3. La industria farmacéutica. Es sin duda la más peligrosa de todas. Sus sustancias ingresan en nuestros cuerpos sin mediación alguna. La humanidad actual vive medicada de una u otra manera. Es la columna vertebral del poder virológico, cuya extensión hemos podido ya observar en la pandemia actual. Un anuncio en full action de la fuerza que aguarda al biopoder anticipado por Foucault.
El ecologismo de mercado ha devenido el fármaco ideológico central que convierte a los grandes complejos financiero-industriales en los supuestos salvadores de los desastres que de facto ellos mismos han producido. Sólo que bajo la mirada complaciente de los Estados que han encontrado en la teología política del ecologismo un nuevo horizonte para neutralizar los conflictos sociales.

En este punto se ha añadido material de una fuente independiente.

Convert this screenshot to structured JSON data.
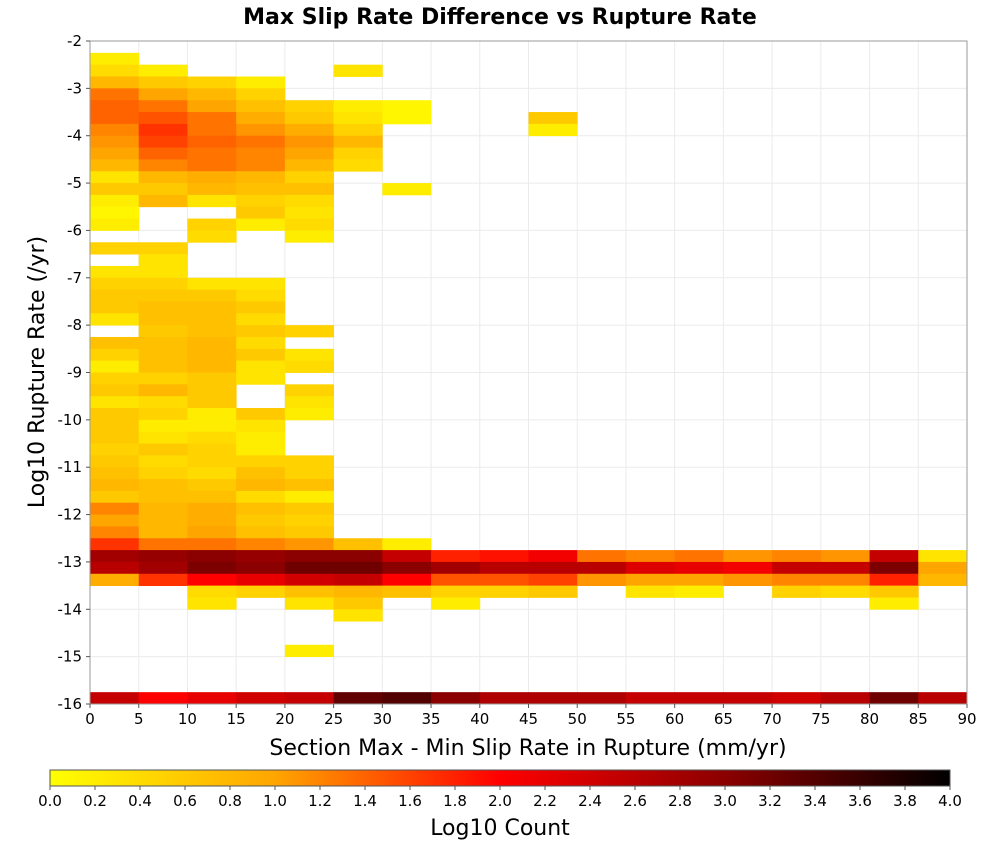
{
  "chart_data": {
    "type": "heatmap",
    "title": "Max Slip Rate Difference vs Rupture Rate",
    "xlabel": "Section Max - Min Slip Rate in Rupture (mm/yr)",
    "ylabel": "Log10 Rupture Rate (/yr)",
    "colorbar_label": "Log10 Count",
    "xlim": [
      0,
      90
    ],
    "ylim": [
      -16,
      -2
    ],
    "x_ticks": [
      "0",
      "5",
      "10",
      "15",
      "20",
      "25",
      "30",
      "35",
      "40",
      "45",
      "50",
      "55",
      "60",
      "65",
      "70",
      "75",
      "80",
      "85",
      "90"
    ],
    "y_ticks": [
      "-2",
      "-3",
      "-4",
      "-5",
      "-6",
      "-7",
      "-8",
      "-9",
      "-10",
      "-11",
      "-12",
      "-13",
      "-14",
      "-15",
      "-16"
    ],
    "colorbar_range": [
      0,
      4
    ],
    "colorbar_ticks": [
      "0.0",
      "0.2",
      "0.4",
      "0.6",
      "0.8",
      "1.0",
      "1.2",
      "1.4",
      "1.6",
      "1.8",
      "2.0",
      "2.2",
      "2.4",
      "2.6",
      "2.8",
      "3.0",
      "3.2",
      "3.4",
      "3.6",
      "3.8",
      "4.0"
    ],
    "colormap": [
      "#ffff00",
      "#ffa500",
      "#ff0000",
      "#8b0000",
      "#000000"
    ],
    "x_bin_width": 5,
    "y_bin_height": 0.25,
    "grid": true,
    "cells": [
      [
        0,
        -2.25,
        0.2
      ],
      [
        0,
        -2.5,
        0.4
      ],
      [
        5,
        -2.5,
        0.2
      ],
      [
        25,
        -2.5,
        0.3
      ],
      [
        0,
        -2.75,
        0.8
      ],
      [
        5,
        -2.75,
        0.6
      ],
      [
        10,
        -2.75,
        0.5
      ],
      [
        15,
        -2.75,
        0.2
      ],
      [
        0,
        -3.0,
        1.3
      ],
      [
        5,
        -3.0,
        1.0
      ],
      [
        10,
        -3.0,
        0.8
      ],
      [
        15,
        -3.0,
        0.5
      ],
      [
        0,
        -3.25,
        1.4
      ],
      [
        5,
        -3.25,
        1.3
      ],
      [
        10,
        -3.25,
        1.0
      ],
      [
        15,
        -3.25,
        0.7
      ],
      [
        20,
        -3.25,
        0.5
      ],
      [
        25,
        -3.25,
        0.2
      ],
      [
        30,
        -3.25,
        0.1
      ],
      [
        0,
        -3.5,
        1.4
      ],
      [
        5,
        -3.5,
        1.5
      ],
      [
        10,
        -3.5,
        1.3
      ],
      [
        15,
        -3.5,
        0.9
      ],
      [
        20,
        -3.5,
        0.6
      ],
      [
        25,
        -3.5,
        0.3
      ],
      [
        30,
        -3.5,
        0.1
      ],
      [
        45,
        -3.5,
        0.6
      ],
      [
        0,
        -3.75,
        1.2
      ],
      [
        5,
        -3.75,
        1.7
      ],
      [
        10,
        -3.75,
        1.3
      ],
      [
        15,
        -3.75,
        1.1
      ],
      [
        20,
        -3.75,
        0.9
      ],
      [
        25,
        -3.75,
        0.5
      ],
      [
        45,
        -3.75,
        0.2
      ],
      [
        0,
        -4.0,
        1.1
      ],
      [
        5,
        -4.0,
        1.6
      ],
      [
        10,
        -4.0,
        1.4
      ],
      [
        15,
        -4.0,
        1.3
      ],
      [
        20,
        -4.0,
        1.1
      ],
      [
        25,
        -4.0,
        0.8
      ],
      [
        0,
        -4.25,
        1.0
      ],
      [
        5,
        -4.25,
        1.4
      ],
      [
        10,
        -4.25,
        1.3
      ],
      [
        15,
        -4.25,
        1.2
      ],
      [
        20,
        -4.25,
        1.0
      ],
      [
        25,
        -4.25,
        0.5
      ],
      [
        0,
        -4.5,
        0.8
      ],
      [
        5,
        -4.5,
        1.2
      ],
      [
        10,
        -4.5,
        1.3
      ],
      [
        15,
        -4.5,
        1.2
      ],
      [
        20,
        -4.5,
        0.8
      ],
      [
        25,
        -4.5,
        0.4
      ],
      [
        0,
        -4.75,
        0.3
      ],
      [
        5,
        -4.75,
        0.8
      ],
      [
        10,
        -4.75,
        0.9
      ],
      [
        15,
        -4.75,
        0.8
      ],
      [
        20,
        -4.75,
        0.5
      ],
      [
        0,
        -5.0,
        0.6
      ],
      [
        5,
        -5.0,
        0.6
      ],
      [
        10,
        -5.0,
        0.8
      ],
      [
        15,
        -5.0,
        0.7
      ],
      [
        20,
        -5.0,
        0.7
      ],
      [
        30,
        -5.0,
        0.2
      ],
      [
        0,
        -5.25,
        0.2
      ],
      [
        5,
        -5.25,
        0.8
      ],
      [
        10,
        -5.25,
        0.3
      ],
      [
        15,
        -5.25,
        0.5
      ],
      [
        20,
        -5.25,
        0.4
      ],
      [
        0,
        -5.5,
        0.1
      ],
      [
        15,
        -5.5,
        0.6
      ],
      [
        20,
        -5.5,
        0.3
      ],
      [
        0,
        -5.75,
        0.2
      ],
      [
        10,
        -5.75,
        0.5
      ],
      [
        15,
        -5.75,
        0.2
      ],
      [
        20,
        -5.75,
        0.4
      ],
      [
        10,
        -6.0,
        0.4
      ],
      [
        20,
        -6.0,
        0.2
      ],
      [
        0,
        -6.25,
        0.5
      ],
      [
        5,
        -6.25,
        0.5
      ],
      [
        5,
        -6.5,
        0.3
      ],
      [
        0,
        -6.75,
        0.3
      ],
      [
        5,
        -6.75,
        0.3
      ],
      [
        0,
        -7.0,
        0.5
      ],
      [
        5,
        -7.0,
        0.5
      ],
      [
        10,
        -7.0,
        0.3
      ],
      [
        15,
        -7.0,
        0.3
      ],
      [
        0,
        -7.25,
        0.6
      ],
      [
        5,
        -7.25,
        0.6
      ],
      [
        10,
        -7.25,
        0.6
      ],
      [
        15,
        -7.25,
        0.4
      ],
      [
        0,
        -7.5,
        0.6
      ],
      [
        5,
        -7.5,
        0.7
      ],
      [
        10,
        -7.5,
        0.7
      ],
      [
        15,
        -7.5,
        0.6
      ],
      [
        0,
        -7.75,
        0.3
      ],
      [
        5,
        -7.75,
        0.7
      ],
      [
        10,
        -7.75,
        0.7
      ],
      [
        15,
        -7.75,
        0.4
      ],
      [
        5,
        -8.0,
        0.6
      ],
      [
        10,
        -8.0,
        0.7
      ],
      [
        15,
        -8.0,
        0.6
      ],
      [
        20,
        -8.0,
        0.5
      ],
      [
        0,
        -8.25,
        0.7
      ],
      [
        5,
        -8.25,
        0.7
      ],
      [
        10,
        -8.25,
        0.8
      ],
      [
        15,
        -8.25,
        0.4
      ],
      [
        0,
        -8.5,
        0.5
      ],
      [
        5,
        -8.5,
        0.7
      ],
      [
        10,
        -8.5,
        0.8
      ],
      [
        15,
        -8.5,
        0.6
      ],
      [
        20,
        -8.5,
        0.3
      ],
      [
        0,
        -8.75,
        0.2
      ],
      [
        5,
        -8.75,
        0.7
      ],
      [
        10,
        -8.75,
        0.8
      ],
      [
        15,
        -8.75,
        0.3
      ],
      [
        20,
        -8.75,
        0.4
      ],
      [
        0,
        -9.0,
        0.5
      ],
      [
        5,
        -9.0,
        0.5
      ],
      [
        10,
        -9.0,
        0.6
      ],
      [
        15,
        -9.0,
        0.3
      ],
      [
        0,
        -9.25,
        0.6
      ],
      [
        5,
        -9.25,
        0.8
      ],
      [
        10,
        -9.25,
        0.6
      ],
      [
        20,
        -9.25,
        0.5
      ],
      [
        0,
        -9.5,
        0.3
      ],
      [
        5,
        -9.5,
        0.4
      ],
      [
        10,
        -9.5,
        0.6
      ],
      [
        20,
        -9.5,
        0.3
      ],
      [
        0,
        -9.75,
        0.6
      ],
      [
        5,
        -9.75,
        0.5
      ],
      [
        10,
        -9.75,
        0.2
      ],
      [
        15,
        -9.75,
        0.6
      ],
      [
        20,
        -9.75,
        0.2
      ],
      [
        0,
        -10.0,
        0.6
      ],
      [
        5,
        -10.0,
        0.2
      ],
      [
        10,
        -10.0,
        0.2
      ],
      [
        15,
        -10.0,
        0.3
      ],
      [
        0,
        -10.25,
        0.6
      ],
      [
        5,
        -10.25,
        0.3
      ],
      [
        10,
        -10.25,
        0.4
      ],
      [
        15,
        -10.25,
        0.2
      ],
      [
        0,
        -10.5,
        0.5
      ],
      [
        5,
        -10.5,
        0.6
      ],
      [
        10,
        -10.5,
        0.5
      ],
      [
        15,
        -10.5,
        0.2
      ],
      [
        0,
        -10.75,
        0.6
      ],
      [
        5,
        -10.75,
        0.4
      ],
      [
        10,
        -10.75,
        0.5
      ],
      [
        15,
        -10.75,
        0.5
      ],
      [
        20,
        -10.75,
        0.5
      ],
      [
        0,
        -11.0,
        0.7
      ],
      [
        5,
        -11.0,
        0.5
      ],
      [
        10,
        -11.0,
        0.4
      ],
      [
        15,
        -11.0,
        0.7
      ],
      [
        20,
        -11.0,
        0.5
      ],
      [
        0,
        -11.25,
        0.8
      ],
      [
        5,
        -11.25,
        0.7
      ],
      [
        10,
        -11.25,
        0.6
      ],
      [
        15,
        -11.25,
        0.8
      ],
      [
        20,
        -11.25,
        0.7
      ],
      [
        0,
        -11.5,
        0.6
      ],
      [
        5,
        -11.5,
        0.7
      ],
      [
        10,
        -11.5,
        0.7
      ],
      [
        15,
        -11.5,
        0.4
      ],
      [
        20,
        -11.5,
        0.2
      ],
      [
        0,
        -11.75,
        1.2
      ],
      [
        5,
        -11.75,
        0.8
      ],
      [
        10,
        -11.75,
        0.9
      ],
      [
        15,
        -11.75,
        0.7
      ],
      [
        20,
        -11.75,
        0.6
      ],
      [
        0,
        -12.0,
        1.0
      ],
      [
        5,
        -12.0,
        0.8
      ],
      [
        10,
        -12.0,
        0.9
      ],
      [
        15,
        -12.0,
        0.6
      ],
      [
        20,
        -12.0,
        0.5
      ],
      [
        0,
        -12.25,
        1.2
      ],
      [
        5,
        -12.25,
        0.8
      ],
      [
        10,
        -12.25,
        1.0
      ],
      [
        15,
        -12.25,
        0.7
      ],
      [
        20,
        -12.25,
        0.6
      ],
      [
        0,
        -12.5,
        1.7
      ],
      [
        5,
        -12.5,
        1.3
      ],
      [
        10,
        -12.5,
        1.3
      ],
      [
        15,
        -12.5,
        1.2
      ],
      [
        20,
        -12.5,
        1.1
      ],
      [
        25,
        -12.5,
        0.7
      ],
      [
        30,
        -12.5,
        0.2
      ],
      [
        0,
        -12.75,
        2.8
      ],
      [
        5,
        -12.75,
        2.9
      ],
      [
        10,
        -12.75,
        3.0
      ],
      [
        15,
        -12.75,
        2.9
      ],
      [
        20,
        -12.75,
        3.0
      ],
      [
        25,
        -12.75,
        3.0
      ],
      [
        30,
        -12.75,
        2.5
      ],
      [
        35,
        -12.75,
        1.8
      ],
      [
        40,
        -12.75,
        1.9
      ],
      [
        45,
        -12.75,
        2.1
      ],
      [
        50,
        -12.75,
        1.3
      ],
      [
        55,
        -12.75,
        1.2
      ],
      [
        60,
        -12.75,
        1.3
      ],
      [
        65,
        -12.75,
        1.1
      ],
      [
        70,
        -12.75,
        1.2
      ],
      [
        75,
        -12.75,
        1.1
      ],
      [
        80,
        -12.75,
        2.5
      ],
      [
        85,
        -12.75,
        0.3
      ],
      [
        0,
        -13.0,
        2.6
      ],
      [
        5,
        -13.0,
        2.8
      ],
      [
        10,
        -13.0,
        3.1
      ],
      [
        15,
        -13.0,
        3.0
      ],
      [
        20,
        -13.0,
        3.2
      ],
      [
        25,
        -13.0,
        3.2
      ],
      [
        30,
        -13.0,
        3.0
      ],
      [
        35,
        -13.0,
        2.8
      ],
      [
        40,
        -13.0,
        2.6
      ],
      [
        45,
        -13.0,
        2.6
      ],
      [
        50,
        -13.0,
        2.6
      ],
      [
        55,
        -13.0,
        2.3
      ],
      [
        60,
        -13.0,
        2.2
      ],
      [
        65,
        -13.0,
        2.1
      ],
      [
        70,
        -13.0,
        2.5
      ],
      [
        75,
        -13.0,
        2.5
      ],
      [
        80,
        -13.0,
        3.1
      ],
      [
        85,
        -13.0,
        1.0
      ],
      [
        0,
        -13.25,
        0.9
      ],
      [
        5,
        -13.25,
        1.7
      ],
      [
        10,
        -13.25,
        2.0
      ],
      [
        15,
        -13.25,
        2.2
      ],
      [
        20,
        -13.25,
        2.4
      ],
      [
        25,
        -13.25,
        2.5
      ],
      [
        30,
        -13.25,
        2.0
      ],
      [
        35,
        -13.25,
        1.5
      ],
      [
        40,
        -13.25,
        1.5
      ],
      [
        45,
        -13.25,
        1.6
      ],
      [
        50,
        -13.25,
        1.1
      ],
      [
        55,
        -13.25,
        1.0
      ],
      [
        60,
        -13.25,
        1.0
      ],
      [
        65,
        -13.25,
        1.1
      ],
      [
        70,
        -13.25,
        1.2
      ],
      [
        75,
        -13.25,
        1.2
      ],
      [
        80,
        -13.25,
        1.8
      ],
      [
        85,
        -13.25,
        0.8
      ],
      [
        10,
        -13.5,
        0.4
      ],
      [
        15,
        -13.5,
        0.5
      ],
      [
        20,
        -13.5,
        0.7
      ],
      [
        25,
        -13.5,
        0.8
      ],
      [
        30,
        -13.5,
        0.7
      ],
      [
        35,
        -13.5,
        0.5
      ],
      [
        40,
        -13.5,
        0.5
      ],
      [
        45,
        -13.5,
        0.6
      ],
      [
        55,
        -13.5,
        0.3
      ],
      [
        60,
        -13.5,
        0.2
      ],
      [
        70,
        -13.5,
        0.5
      ],
      [
        75,
        -13.5,
        0.4
      ],
      [
        80,
        -13.5,
        0.6
      ],
      [
        10,
        -13.75,
        0.3
      ],
      [
        20,
        -13.75,
        0.3
      ],
      [
        25,
        -13.75,
        0.6
      ],
      [
        35,
        -13.75,
        0.2
      ],
      [
        80,
        -13.75,
        0.2
      ],
      [
        25,
        -14.0,
        0.3
      ],
      [
        20,
        -14.75,
        0.2
      ],
      [
        0,
        -15.75,
        2.5
      ],
      [
        5,
        -15.75,
        2.0
      ],
      [
        10,
        -15.75,
        2.2
      ],
      [
        15,
        -15.75,
        2.4
      ],
      [
        20,
        -15.75,
        2.5
      ],
      [
        25,
        -15.75,
        3.3
      ],
      [
        30,
        -15.75,
        3.4
      ],
      [
        35,
        -15.75,
        3.0
      ],
      [
        40,
        -15.75,
        2.7
      ],
      [
        45,
        -15.75,
        2.7
      ],
      [
        50,
        -15.75,
        2.7
      ],
      [
        55,
        -15.75,
        2.5
      ],
      [
        60,
        -15.75,
        2.5
      ],
      [
        65,
        -15.75,
        2.5
      ],
      [
        70,
        -15.75,
        2.4
      ],
      [
        75,
        -15.75,
        2.6
      ],
      [
        80,
        -15.75,
        3.2
      ],
      [
        85,
        -15.75,
        2.6
      ]
    ]
  }
}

Al igual que alguna vez la Iglesia pretendía salvarnos del mal que ella misma inventó para redimirnos de él. ¿O no fue el infierno el invento de un religioso que hoy celebramos justificadamente como uno de los mayores literatos de Occidente, Dante?
Sólo una ecología crítica dedicada a explorar las profundidades actuales de las tecnologías del yo, del signo y del capital, podría arrojar otras luces sobre los verdaderos peligros ecológicos que acechan a nuestra época.